Uma pesquisa realizada pela Brain Inteligência Estratégica revela que a geração do consumidor tem maior impacto que a renda na escolha de canais de contato e nos motivos que levam às compras presenciais em shoppings. O estudo foi feito com 1.003 consumidores em julho de 2025 e analisou hábitos de comunicação, marcas preferidas e categorias de produtos que mais atraem visitantes.
Segundo a pesquisa, canais digitais como o WhatsApp são predominantes entre os públicos mais jovens, enquanto as gerações mais antigas mantêm preferência pelo atendimento presencial.

Canais de contato e comunicação
Entre os entrevistados, 56% indicaram o WhatsApp como principal meio de comunicação com as marcas, especialmente entre os consumidores das gerações Z e Y. Já os Baby Boomers priorizam atendimento presencial, enquanto e-mail e chat online são pouco utilizados por todos os grupos etários. A renda mostrou ter impacto mínimo sobre essa escolha, indicando que fatores culturais e de hábito são mais determinantes.
Marcas que atraem consumidores de acordo com as gerações
No setor de moda, Renner, C&A e Riachuelo concentram juntas 48% das menções como principal motivo de visita a shoppings, com participação de 20%, 15% e 13% respectivamente. A Zara apresenta relevância maior entre consumidores de renda superior a R$ 20 mil por mês, refletindo a tendência de público de maior poder aquisitivo buscar marcas específicas em vez de lojas de departamento.
Em beleza e cosméticos, O Boticário lidera com 40% das menções, seguido por Natura com 9% e Sephora com 3%. O Boticário e a Natura têm mais força entre Baby Boomers, enquanto a Sephora é mais citada pelos consumidores mais jovens.

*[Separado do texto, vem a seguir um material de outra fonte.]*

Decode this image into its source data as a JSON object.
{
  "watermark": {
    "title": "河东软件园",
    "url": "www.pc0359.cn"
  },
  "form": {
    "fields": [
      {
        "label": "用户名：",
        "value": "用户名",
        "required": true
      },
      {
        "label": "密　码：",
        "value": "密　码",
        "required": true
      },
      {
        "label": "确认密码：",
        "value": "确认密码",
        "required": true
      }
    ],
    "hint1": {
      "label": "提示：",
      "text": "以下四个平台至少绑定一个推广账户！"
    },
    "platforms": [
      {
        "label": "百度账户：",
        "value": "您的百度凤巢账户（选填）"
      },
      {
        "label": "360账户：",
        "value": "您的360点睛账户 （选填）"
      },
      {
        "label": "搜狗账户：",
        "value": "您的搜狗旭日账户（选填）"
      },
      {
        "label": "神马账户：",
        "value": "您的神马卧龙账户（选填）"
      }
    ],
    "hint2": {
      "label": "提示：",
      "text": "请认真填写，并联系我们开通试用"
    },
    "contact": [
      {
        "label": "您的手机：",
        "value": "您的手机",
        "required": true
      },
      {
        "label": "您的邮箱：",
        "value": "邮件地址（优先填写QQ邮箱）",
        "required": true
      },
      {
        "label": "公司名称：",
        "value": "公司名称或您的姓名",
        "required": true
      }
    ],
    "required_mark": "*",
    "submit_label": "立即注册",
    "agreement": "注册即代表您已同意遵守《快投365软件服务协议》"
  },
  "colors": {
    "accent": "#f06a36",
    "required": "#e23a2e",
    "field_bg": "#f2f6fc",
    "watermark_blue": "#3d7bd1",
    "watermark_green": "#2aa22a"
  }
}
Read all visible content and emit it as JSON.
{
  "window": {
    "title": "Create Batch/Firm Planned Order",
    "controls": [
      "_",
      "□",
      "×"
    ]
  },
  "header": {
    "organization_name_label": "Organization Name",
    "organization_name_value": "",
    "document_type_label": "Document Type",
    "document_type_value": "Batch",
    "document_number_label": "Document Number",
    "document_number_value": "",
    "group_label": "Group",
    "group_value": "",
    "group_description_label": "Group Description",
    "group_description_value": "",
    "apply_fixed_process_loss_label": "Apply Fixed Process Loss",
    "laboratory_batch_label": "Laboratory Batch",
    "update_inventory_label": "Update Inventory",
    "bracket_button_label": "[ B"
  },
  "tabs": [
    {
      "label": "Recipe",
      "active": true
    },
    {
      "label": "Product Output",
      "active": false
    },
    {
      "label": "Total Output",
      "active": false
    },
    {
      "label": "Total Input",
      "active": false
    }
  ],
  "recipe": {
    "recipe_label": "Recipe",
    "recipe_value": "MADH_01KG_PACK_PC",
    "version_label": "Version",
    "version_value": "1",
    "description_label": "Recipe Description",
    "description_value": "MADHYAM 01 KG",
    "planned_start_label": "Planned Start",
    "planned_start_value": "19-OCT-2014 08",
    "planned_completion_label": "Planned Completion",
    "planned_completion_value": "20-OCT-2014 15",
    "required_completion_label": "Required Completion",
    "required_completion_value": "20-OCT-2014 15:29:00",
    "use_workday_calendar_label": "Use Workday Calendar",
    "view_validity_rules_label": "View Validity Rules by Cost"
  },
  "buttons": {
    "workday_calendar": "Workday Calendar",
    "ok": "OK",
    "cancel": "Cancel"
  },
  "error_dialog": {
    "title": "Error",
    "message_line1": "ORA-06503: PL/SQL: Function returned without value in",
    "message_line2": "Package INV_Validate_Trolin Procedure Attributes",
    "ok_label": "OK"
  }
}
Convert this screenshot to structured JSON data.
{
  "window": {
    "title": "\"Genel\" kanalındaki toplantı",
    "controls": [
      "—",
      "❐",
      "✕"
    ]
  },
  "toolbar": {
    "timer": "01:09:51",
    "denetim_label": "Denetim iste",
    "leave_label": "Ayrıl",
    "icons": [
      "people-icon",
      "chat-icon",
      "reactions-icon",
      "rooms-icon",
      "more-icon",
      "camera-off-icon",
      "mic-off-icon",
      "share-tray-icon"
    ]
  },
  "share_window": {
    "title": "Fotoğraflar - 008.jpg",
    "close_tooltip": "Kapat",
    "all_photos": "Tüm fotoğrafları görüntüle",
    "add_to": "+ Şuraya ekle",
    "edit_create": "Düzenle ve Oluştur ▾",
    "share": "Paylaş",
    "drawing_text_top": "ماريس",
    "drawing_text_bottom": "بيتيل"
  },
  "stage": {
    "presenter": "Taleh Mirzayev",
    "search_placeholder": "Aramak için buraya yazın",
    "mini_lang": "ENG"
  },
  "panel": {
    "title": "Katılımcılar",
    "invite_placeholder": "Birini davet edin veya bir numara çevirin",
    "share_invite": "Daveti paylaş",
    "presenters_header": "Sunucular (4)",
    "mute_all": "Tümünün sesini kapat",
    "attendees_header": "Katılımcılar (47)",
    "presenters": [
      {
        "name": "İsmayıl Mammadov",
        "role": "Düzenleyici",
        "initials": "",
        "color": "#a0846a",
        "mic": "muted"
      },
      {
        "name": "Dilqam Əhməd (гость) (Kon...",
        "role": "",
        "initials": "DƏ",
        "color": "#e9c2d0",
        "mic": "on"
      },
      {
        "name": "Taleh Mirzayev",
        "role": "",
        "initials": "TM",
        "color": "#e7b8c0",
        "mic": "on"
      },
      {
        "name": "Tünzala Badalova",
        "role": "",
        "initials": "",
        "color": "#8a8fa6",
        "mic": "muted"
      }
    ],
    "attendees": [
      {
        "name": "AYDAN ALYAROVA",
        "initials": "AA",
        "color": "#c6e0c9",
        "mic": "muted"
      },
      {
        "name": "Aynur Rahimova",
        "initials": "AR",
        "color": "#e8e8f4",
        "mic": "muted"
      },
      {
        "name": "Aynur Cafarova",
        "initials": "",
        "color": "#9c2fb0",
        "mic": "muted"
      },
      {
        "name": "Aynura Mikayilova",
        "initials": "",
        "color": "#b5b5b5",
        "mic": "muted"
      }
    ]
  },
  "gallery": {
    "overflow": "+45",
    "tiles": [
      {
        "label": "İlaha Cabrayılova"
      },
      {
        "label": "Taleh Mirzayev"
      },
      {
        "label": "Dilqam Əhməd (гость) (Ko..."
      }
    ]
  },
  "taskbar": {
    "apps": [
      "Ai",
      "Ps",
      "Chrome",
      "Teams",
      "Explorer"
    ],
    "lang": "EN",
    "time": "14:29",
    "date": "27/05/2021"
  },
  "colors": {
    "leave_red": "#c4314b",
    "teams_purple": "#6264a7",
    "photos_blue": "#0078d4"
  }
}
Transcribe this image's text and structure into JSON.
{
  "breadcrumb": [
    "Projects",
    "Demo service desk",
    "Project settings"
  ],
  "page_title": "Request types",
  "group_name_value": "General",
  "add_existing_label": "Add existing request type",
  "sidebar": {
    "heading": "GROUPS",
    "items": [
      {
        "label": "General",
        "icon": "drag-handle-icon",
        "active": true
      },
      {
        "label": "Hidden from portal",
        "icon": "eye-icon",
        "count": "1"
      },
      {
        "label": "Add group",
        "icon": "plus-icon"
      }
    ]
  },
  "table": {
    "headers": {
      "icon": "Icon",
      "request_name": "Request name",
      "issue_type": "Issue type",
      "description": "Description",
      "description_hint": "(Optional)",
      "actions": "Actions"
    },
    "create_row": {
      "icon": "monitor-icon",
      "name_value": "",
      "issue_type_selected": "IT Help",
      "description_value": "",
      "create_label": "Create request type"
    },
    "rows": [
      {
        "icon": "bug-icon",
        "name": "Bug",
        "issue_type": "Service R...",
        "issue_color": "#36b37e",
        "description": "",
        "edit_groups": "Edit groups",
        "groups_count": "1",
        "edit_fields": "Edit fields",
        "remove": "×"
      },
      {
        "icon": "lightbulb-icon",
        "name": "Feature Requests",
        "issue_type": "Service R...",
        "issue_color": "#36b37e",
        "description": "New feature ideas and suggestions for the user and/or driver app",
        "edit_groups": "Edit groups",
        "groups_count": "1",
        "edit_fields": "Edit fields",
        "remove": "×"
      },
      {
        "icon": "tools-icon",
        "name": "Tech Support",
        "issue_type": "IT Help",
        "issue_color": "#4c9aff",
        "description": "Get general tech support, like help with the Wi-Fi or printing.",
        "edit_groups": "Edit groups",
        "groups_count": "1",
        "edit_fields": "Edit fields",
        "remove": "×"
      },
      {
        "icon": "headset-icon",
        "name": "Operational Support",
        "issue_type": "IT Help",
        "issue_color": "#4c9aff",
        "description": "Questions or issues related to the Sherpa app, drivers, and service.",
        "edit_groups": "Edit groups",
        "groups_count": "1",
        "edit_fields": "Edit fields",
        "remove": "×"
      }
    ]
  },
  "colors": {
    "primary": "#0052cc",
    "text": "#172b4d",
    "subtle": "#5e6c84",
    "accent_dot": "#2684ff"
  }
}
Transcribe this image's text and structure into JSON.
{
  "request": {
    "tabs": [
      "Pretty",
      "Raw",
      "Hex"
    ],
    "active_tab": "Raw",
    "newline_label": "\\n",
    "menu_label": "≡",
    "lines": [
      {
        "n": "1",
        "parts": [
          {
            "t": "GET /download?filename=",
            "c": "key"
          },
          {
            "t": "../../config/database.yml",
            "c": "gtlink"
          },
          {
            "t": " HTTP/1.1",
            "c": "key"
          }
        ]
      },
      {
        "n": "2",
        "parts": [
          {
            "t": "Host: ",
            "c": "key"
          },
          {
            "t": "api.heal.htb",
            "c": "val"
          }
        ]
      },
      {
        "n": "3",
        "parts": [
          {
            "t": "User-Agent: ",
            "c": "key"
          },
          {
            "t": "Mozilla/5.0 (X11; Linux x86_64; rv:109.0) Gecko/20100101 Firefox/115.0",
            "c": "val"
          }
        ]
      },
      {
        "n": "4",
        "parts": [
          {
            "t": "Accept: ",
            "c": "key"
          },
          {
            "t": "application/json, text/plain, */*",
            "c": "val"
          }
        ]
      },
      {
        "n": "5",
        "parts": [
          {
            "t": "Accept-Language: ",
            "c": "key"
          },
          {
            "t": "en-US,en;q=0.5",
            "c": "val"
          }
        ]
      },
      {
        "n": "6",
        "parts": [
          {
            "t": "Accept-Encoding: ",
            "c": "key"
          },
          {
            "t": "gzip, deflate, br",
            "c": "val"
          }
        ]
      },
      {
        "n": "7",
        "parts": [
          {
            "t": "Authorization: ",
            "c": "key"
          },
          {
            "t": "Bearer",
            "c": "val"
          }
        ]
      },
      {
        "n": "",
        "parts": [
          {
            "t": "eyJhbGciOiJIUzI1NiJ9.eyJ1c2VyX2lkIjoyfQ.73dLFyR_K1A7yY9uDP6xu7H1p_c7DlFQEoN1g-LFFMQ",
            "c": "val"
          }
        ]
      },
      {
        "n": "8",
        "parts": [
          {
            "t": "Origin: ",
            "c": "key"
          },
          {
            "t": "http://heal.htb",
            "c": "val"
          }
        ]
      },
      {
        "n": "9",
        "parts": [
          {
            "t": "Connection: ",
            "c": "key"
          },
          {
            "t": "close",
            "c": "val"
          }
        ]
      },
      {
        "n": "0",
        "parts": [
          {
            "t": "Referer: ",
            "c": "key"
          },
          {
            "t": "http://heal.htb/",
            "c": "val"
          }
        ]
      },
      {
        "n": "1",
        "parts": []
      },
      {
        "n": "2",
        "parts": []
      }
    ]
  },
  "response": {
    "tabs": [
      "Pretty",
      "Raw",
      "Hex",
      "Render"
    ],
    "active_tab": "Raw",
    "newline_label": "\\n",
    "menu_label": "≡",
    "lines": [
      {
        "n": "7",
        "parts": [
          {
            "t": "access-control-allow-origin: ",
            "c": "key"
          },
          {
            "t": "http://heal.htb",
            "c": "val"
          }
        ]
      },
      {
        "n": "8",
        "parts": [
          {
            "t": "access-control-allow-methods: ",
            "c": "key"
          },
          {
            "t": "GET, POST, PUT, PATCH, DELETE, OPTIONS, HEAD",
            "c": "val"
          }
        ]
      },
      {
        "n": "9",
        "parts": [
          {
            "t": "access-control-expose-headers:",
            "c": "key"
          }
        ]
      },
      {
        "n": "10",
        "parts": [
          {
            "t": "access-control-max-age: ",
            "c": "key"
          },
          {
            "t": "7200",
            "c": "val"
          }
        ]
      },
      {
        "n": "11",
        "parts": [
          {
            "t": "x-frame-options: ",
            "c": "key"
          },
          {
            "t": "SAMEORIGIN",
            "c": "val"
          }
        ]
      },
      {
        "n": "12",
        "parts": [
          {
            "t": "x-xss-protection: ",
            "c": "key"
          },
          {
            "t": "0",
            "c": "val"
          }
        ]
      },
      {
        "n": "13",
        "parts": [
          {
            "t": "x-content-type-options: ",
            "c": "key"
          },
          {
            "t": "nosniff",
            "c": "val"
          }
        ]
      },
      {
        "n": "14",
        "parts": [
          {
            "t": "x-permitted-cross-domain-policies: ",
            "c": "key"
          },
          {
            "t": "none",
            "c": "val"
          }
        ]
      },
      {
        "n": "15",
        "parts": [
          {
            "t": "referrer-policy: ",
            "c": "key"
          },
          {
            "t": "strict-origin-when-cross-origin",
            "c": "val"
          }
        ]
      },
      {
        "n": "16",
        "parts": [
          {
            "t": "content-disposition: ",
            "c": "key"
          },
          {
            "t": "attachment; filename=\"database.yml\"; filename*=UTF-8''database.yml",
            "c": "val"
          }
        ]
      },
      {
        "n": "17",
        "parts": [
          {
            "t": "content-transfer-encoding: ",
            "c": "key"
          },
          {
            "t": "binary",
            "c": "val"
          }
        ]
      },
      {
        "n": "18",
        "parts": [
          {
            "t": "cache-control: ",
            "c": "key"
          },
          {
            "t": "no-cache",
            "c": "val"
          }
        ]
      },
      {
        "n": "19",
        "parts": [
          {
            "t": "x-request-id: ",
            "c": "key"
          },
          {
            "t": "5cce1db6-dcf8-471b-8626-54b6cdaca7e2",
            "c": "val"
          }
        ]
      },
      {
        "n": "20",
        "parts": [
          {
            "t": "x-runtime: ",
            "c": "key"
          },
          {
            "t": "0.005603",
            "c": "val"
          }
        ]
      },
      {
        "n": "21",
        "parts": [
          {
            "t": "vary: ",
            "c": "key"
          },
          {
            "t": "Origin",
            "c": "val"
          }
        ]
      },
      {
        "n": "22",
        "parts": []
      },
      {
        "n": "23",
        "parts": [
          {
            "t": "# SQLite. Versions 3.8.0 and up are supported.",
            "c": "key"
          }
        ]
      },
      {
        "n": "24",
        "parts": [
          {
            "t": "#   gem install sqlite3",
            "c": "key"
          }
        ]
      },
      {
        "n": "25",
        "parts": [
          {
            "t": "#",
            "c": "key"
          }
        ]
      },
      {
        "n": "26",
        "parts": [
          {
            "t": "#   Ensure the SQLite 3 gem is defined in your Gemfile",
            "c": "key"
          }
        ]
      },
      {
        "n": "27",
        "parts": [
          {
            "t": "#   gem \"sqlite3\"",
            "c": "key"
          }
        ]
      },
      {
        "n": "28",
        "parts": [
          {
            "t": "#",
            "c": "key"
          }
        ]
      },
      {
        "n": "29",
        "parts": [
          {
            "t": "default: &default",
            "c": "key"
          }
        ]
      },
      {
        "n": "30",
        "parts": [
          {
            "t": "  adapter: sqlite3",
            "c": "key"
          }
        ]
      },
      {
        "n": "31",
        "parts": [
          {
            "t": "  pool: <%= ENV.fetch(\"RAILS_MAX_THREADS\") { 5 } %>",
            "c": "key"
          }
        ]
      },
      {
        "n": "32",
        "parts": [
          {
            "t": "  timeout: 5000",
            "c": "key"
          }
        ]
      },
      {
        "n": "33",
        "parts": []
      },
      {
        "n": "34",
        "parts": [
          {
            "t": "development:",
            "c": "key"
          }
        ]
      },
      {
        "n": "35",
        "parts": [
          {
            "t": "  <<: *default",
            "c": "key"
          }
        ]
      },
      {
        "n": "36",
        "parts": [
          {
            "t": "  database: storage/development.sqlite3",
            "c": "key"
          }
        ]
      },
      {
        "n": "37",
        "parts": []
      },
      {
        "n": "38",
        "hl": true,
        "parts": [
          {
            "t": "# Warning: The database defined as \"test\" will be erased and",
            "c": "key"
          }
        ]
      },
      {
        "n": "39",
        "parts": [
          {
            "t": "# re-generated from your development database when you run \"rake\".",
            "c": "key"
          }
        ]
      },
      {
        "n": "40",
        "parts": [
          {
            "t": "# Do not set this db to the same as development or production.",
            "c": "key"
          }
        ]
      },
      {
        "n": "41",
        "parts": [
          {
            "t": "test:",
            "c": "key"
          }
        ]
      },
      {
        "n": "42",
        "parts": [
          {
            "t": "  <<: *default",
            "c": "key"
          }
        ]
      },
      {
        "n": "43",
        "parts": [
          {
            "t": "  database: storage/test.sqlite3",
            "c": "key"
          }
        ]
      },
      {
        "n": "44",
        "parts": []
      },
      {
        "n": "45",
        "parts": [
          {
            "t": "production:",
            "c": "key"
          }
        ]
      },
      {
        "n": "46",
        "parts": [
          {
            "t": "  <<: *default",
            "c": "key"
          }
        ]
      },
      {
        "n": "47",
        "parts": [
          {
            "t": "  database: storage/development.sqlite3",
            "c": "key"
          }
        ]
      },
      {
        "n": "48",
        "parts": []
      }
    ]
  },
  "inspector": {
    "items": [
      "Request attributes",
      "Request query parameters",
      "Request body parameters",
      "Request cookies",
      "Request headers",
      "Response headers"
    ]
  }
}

No segmento de alimentação, o McDonald’s lidera com 31% das menções, à frente de Burger King (12%) e Outback (5%). No entanto, marcas regionais e locais têm grande apelo, especialmente entre públicos mais velhos que demonstram menor interesse por fast food.
Em casa e decoração, a liderança não é consolidada, mas a Tok&Stok aparece em primeiro lugar com 18% das menções, seguida por Riachuelo (11%) e Leroy Merlin (8%), com maior força entre Baby Boomers e consumidores de renda mais alta.
No setor de artigos esportivos, a Centauro domina com 57% das menções, seguida por Nike (16%) e Adidas (16%). A preferência se mantém em todas as faixas de renda, indicando maior consistência de marca em segmentos específicos.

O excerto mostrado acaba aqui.